For the six successful candidates; three for the post of Head Girl (well done to A Faull, R Newman and R Ashby) and three for the post of Head Boy (well done to R Honeychurch-Turner, E Pressley and S Ginn), the next stage involves them creating their own campaign video with the help of Mr Parkinson our Media Technician, ready for the whole College vote through ‘itslearning’ in the week of 11th of June. Doing the final stage of the selection process as a College vote gives our students the opportunity every year to experience what a democratic process is, and how important their single voice can be when added to that of others. This will be a highly competitive vote this year and I look forward to the outcome with eager anticipation.

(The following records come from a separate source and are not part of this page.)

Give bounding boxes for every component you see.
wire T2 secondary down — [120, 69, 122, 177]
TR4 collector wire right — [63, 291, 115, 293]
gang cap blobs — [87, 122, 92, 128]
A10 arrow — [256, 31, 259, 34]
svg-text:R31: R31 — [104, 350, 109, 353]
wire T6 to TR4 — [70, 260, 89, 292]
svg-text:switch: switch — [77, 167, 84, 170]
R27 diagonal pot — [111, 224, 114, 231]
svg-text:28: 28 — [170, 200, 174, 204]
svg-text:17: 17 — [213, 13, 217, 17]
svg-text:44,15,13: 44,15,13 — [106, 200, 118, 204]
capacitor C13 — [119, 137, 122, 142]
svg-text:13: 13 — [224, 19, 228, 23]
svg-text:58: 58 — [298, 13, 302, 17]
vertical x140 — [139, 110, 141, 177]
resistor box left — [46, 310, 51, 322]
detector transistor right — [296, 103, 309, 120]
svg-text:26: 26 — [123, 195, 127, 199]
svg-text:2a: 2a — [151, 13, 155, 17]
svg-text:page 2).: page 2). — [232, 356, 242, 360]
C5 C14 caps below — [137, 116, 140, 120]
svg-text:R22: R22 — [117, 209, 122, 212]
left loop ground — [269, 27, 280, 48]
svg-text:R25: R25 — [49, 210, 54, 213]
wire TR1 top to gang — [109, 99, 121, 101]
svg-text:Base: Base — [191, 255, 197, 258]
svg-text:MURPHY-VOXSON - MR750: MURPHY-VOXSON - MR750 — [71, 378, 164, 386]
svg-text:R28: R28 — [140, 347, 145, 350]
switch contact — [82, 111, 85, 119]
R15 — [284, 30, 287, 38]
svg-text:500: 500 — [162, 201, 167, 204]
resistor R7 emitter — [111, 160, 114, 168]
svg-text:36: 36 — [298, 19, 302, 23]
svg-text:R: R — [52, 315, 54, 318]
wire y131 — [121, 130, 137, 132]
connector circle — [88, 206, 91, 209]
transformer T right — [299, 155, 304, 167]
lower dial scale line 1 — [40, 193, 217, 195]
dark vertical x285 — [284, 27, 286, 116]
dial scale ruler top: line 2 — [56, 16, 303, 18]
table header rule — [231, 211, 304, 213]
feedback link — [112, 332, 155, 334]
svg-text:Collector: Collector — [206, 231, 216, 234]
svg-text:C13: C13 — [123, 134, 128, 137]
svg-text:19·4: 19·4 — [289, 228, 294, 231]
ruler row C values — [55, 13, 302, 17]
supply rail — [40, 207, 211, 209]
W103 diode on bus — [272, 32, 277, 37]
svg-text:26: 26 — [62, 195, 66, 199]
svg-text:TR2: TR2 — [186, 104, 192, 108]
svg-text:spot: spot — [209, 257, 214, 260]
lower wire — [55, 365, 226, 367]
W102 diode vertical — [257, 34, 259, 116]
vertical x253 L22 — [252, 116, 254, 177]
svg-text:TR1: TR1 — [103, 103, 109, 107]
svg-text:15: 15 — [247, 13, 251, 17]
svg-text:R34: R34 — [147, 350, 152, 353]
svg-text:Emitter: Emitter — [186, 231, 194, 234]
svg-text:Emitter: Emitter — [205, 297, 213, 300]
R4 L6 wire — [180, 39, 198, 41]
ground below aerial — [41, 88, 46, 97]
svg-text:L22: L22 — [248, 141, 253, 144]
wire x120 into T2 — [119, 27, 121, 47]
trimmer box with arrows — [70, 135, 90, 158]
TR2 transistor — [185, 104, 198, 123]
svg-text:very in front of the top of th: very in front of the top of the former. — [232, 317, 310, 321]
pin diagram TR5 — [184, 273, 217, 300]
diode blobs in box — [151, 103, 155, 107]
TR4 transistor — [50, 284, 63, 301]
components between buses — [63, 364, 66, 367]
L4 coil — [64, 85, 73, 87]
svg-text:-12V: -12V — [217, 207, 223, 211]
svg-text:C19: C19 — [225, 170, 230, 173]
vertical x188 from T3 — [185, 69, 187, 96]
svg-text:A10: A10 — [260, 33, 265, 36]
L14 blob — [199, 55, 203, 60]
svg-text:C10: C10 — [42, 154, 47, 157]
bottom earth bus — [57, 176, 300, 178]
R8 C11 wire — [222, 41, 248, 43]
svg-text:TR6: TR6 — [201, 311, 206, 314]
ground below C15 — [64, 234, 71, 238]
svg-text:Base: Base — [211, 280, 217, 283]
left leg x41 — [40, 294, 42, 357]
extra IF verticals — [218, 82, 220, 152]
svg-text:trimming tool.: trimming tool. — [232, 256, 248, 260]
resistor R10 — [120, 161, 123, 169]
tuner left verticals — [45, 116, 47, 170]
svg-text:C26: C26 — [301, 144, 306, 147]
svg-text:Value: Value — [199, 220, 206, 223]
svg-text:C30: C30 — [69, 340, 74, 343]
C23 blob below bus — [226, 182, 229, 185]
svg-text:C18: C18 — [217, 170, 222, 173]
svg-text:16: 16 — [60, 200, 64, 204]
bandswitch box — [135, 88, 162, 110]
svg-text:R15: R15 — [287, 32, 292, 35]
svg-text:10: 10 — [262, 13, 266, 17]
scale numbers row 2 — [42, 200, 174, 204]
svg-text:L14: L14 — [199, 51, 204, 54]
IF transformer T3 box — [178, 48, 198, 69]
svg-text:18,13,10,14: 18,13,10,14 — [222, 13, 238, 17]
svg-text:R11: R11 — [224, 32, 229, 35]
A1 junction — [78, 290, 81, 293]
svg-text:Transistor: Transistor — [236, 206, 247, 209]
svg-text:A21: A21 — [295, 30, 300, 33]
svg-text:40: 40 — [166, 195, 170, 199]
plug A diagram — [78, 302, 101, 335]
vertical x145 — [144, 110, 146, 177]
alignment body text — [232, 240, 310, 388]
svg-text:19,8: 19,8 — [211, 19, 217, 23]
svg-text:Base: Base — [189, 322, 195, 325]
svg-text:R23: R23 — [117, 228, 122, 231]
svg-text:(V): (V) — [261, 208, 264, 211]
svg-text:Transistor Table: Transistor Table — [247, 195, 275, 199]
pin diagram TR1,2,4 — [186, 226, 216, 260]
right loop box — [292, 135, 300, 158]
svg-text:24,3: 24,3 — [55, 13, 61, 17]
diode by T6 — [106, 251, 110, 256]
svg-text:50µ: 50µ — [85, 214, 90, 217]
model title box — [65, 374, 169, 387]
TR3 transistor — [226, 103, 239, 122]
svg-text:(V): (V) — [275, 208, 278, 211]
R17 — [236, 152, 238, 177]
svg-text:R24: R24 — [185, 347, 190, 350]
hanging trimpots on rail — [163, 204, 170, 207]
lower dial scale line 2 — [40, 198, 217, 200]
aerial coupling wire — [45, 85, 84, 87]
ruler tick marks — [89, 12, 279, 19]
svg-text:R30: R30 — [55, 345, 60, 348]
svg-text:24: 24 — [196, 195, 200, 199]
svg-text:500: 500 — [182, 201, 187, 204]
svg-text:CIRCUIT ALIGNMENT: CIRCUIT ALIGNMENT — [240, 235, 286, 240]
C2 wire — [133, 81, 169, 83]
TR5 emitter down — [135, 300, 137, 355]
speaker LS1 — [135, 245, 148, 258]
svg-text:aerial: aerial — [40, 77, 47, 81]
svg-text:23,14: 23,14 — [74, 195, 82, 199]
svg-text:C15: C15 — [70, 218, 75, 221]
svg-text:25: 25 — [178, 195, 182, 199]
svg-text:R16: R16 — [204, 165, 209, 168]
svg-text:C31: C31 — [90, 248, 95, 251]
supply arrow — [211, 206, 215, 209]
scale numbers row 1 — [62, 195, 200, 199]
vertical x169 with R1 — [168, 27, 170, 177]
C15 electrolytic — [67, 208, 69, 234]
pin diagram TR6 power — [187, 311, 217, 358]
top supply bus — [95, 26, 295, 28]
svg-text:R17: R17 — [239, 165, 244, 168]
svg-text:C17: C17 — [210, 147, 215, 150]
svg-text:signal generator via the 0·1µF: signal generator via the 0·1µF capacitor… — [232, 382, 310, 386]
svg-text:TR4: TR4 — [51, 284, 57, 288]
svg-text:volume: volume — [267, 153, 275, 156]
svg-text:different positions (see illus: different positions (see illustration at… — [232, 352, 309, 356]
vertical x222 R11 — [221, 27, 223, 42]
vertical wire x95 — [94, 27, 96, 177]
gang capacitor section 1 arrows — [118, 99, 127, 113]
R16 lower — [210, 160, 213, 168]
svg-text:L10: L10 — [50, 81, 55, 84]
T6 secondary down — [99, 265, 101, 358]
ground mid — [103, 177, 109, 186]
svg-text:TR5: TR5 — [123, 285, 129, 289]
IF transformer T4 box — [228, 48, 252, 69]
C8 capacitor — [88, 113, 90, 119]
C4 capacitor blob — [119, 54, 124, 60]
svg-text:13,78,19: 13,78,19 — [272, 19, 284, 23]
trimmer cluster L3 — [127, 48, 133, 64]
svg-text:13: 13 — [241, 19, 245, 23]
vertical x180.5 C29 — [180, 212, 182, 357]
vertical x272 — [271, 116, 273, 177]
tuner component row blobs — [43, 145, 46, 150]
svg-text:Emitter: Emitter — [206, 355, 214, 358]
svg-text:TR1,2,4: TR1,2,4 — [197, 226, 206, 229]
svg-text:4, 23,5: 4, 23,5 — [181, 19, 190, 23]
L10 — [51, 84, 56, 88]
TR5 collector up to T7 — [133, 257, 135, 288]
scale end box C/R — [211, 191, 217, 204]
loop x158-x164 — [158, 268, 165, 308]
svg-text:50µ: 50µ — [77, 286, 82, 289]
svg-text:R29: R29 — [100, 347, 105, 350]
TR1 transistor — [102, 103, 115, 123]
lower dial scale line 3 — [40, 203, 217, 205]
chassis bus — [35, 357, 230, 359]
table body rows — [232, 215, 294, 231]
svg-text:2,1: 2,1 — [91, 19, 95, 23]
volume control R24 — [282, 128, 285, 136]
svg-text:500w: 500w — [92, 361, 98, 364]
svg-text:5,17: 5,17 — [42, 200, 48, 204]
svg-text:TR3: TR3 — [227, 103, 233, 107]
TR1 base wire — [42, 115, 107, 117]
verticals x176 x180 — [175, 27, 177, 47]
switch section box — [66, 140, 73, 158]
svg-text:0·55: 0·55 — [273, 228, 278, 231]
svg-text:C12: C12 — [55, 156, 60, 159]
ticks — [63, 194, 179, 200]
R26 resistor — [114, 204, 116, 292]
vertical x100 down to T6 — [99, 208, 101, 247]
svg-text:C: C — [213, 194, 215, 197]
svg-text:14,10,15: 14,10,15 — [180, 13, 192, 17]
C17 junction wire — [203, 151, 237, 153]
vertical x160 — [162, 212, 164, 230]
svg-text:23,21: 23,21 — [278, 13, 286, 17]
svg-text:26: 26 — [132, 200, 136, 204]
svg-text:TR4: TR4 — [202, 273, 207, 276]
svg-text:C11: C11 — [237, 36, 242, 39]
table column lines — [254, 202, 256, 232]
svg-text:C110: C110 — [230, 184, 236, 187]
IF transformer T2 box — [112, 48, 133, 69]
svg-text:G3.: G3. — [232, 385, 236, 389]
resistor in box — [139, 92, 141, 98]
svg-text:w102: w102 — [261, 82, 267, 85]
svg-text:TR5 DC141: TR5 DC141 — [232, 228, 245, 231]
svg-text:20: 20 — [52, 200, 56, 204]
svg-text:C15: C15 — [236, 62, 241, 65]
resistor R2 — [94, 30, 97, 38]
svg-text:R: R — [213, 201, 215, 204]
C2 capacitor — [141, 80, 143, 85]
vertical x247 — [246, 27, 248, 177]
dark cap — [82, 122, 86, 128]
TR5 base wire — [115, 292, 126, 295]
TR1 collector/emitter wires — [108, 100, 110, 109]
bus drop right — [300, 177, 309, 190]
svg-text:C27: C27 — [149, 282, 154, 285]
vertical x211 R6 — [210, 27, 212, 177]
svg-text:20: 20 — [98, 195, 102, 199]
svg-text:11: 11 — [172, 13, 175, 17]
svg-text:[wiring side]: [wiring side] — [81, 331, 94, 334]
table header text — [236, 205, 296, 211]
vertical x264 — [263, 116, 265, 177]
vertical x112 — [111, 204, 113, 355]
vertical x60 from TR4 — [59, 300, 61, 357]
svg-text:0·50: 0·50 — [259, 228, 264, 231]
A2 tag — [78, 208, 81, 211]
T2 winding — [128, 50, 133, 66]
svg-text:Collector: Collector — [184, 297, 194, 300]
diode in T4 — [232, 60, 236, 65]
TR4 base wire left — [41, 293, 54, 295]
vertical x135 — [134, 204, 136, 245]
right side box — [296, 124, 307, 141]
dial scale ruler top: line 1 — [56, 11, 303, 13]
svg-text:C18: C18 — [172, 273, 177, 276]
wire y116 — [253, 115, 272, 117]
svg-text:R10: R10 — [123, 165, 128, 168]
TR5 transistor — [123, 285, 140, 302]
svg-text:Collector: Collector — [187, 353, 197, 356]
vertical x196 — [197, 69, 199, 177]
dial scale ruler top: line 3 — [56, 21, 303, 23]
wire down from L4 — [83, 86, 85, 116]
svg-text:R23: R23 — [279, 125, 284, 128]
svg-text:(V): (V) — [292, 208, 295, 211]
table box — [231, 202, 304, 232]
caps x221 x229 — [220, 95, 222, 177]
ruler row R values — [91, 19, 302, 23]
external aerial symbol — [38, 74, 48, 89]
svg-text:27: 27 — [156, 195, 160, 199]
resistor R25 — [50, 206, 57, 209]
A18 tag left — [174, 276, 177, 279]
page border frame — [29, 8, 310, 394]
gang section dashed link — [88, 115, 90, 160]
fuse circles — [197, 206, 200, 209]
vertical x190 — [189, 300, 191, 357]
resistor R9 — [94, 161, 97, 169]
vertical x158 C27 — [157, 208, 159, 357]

Throughout this year, we as a College have focused intently on the growth of our learning culture and on 23rd of April I spoke to teachers and support staff about our need to really promote this by celebrating when a child makes progress as a result of making a mistake. It is very much my belief that the most effective learning happens when mistakes are made, duly considered and then corrected. Children, by their very nature, fear making mistakes, because they believe that we as adults are only interested when the answer is right, and this can hold back their ability to learn. As a result, I am very keen to promote a ‘culture of error’ in our community, as I believe that when we get students to accept that making mistakes is a good way to learn, then we will really start to see some dynamic progress for all learners. To help this happen, teachers and support staff are now sending work to me from students who have made a mistake, or really taken on board a piece of formative feedback and improved or corrected their work as a consequence. I speak to each of these students individually about their work and they are rewarded with a Headteacher’s Merit for the progress made in their learning. I have been delighted with the number and range of students that I have consequently been able to talk to and reward throughout the month of May and I hope this now continues through June and July and into next academic year.
Finally, I am excited to announce the launch of our new weekly newsletter that will be posted on the website at the beginning of each week, our first addition being for the week beginning 4th June. I am hoping that this will really strengthen our communication with home, by highlighting key events, trips and clubs, as well as celebrating students with weekly rewards updates.